The one singer that is missing from the list is, of course, Leonard Cohen, but I have mentioned him often on this blog so you all know I adore him. I don’t like to wish my life away, but right now I can’t wait for next Thursday to come.

I am supposed to tag seven more people, but, just like Brian, I’m finding it difficult because I don’t read that many blogs these days, so if you’d like to tag yourself, please feel free to do so – on your blog or here.

Addendum: I have to add two more singers (because they belong together and with the others). Milva. I saw her in Paris in the mid-’70s in a show entitled Io, Bertolt Brecht devised by the great Italian theatre director Giorgio Strehler. She was unbelievable. But I only like her when she sings Brecht and Kurt Weill. And while I’m talking about those two, I can’t possibly omit Lotte Lenya (Weill’s wife), who obviously knew better than anyone how to perform their songs. Here are Milva and Lotte Lenya singing the same repertoire – the former in Italian (the clip is from the above-mentioned show), the latter in German. I can’t choose between the two.


  1. A wonderful selection! Beautiful voices and songs! Thank you. Much better than my choices! John Tams' music is wonderful - I too saw The Mysteries and bought the LP though, at the time, I couldn't really afford it! Sadly the links on the BBC web-pages relating to The Song of Steel no longer connect.

    But thank you also for Barbara, Petru Guelfucci and the rest... And lucky you to be seeing Leonard Cohen! Enjoy!

  2. Thanks very much, Brian. I enjoyed your choices too - much more 'fun' than mine. :-)

    I should have checked the link to The Song of Steel. It's a shame, but you can still hear the songs. I've put up the link to them.
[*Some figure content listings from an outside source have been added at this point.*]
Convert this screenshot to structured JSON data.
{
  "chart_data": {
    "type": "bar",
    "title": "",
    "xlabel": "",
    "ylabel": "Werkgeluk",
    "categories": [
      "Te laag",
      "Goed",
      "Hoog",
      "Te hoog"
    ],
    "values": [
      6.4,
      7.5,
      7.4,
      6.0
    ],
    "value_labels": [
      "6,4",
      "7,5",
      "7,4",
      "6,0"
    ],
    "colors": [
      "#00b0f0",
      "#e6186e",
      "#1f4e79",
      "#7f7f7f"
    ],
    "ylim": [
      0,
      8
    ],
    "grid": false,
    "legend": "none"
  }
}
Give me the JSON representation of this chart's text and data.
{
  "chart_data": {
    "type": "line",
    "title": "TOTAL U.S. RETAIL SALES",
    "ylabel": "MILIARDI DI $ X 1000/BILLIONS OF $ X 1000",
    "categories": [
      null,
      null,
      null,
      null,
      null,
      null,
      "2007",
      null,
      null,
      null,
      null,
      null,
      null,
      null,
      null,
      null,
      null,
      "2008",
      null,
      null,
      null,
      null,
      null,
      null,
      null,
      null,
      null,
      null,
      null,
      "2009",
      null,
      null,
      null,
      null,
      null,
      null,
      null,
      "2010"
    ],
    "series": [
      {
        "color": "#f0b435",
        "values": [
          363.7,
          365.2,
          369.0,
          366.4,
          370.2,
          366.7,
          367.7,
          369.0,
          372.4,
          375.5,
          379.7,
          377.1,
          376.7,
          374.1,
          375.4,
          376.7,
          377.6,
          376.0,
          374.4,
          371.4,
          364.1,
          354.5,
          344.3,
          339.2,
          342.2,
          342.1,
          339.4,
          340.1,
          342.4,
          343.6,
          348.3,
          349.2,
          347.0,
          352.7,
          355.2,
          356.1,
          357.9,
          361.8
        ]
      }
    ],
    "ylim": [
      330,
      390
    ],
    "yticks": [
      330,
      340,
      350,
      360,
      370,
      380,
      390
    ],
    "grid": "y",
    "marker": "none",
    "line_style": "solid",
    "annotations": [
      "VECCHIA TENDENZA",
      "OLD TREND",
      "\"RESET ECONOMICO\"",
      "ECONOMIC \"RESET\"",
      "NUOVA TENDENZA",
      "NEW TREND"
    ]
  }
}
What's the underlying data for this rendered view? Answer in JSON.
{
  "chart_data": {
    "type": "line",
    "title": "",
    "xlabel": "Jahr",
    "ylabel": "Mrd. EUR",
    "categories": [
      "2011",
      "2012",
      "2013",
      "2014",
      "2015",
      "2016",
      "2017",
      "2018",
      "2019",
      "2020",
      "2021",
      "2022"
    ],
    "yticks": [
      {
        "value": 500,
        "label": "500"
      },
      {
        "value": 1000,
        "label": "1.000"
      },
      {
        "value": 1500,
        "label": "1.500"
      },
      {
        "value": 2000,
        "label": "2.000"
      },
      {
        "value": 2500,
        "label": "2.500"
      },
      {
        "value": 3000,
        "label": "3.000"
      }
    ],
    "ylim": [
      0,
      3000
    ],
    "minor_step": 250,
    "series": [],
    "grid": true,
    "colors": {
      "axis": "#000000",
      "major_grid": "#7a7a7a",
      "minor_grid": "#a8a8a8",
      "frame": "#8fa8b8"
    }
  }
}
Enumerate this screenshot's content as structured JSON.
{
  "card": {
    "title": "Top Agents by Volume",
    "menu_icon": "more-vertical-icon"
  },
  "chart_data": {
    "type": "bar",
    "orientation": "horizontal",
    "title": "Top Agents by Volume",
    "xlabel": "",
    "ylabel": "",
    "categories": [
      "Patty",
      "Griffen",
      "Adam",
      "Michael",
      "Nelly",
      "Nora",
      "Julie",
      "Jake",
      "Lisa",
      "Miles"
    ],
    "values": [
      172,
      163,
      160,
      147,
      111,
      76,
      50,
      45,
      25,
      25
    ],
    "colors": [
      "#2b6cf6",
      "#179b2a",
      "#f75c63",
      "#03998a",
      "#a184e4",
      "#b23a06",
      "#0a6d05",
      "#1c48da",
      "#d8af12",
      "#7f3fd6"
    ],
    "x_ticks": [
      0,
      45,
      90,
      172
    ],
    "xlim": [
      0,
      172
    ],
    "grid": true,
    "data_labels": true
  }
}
  3. What fun, thanks! And you are going to post after you see Leonard Cohen, I hope!

  4. Thank you for the clips - isn't YouTube wonderful?! Who'd ever think you could see 1970s TV programmes, even little bits of them. Some of these people were only voices to me before.

    Based on these two clips alone I would say I prefer the Lotte Lenya. But Milva has a more operatic sound. Just like with productions of Shakespeare, there's room for more than one interpretation, isn't there?

  5. Wow! Wonderful job you've done here. I love it.

    I also like Joan Baez very much. I enjoyed all the videos that you linked. Thanks.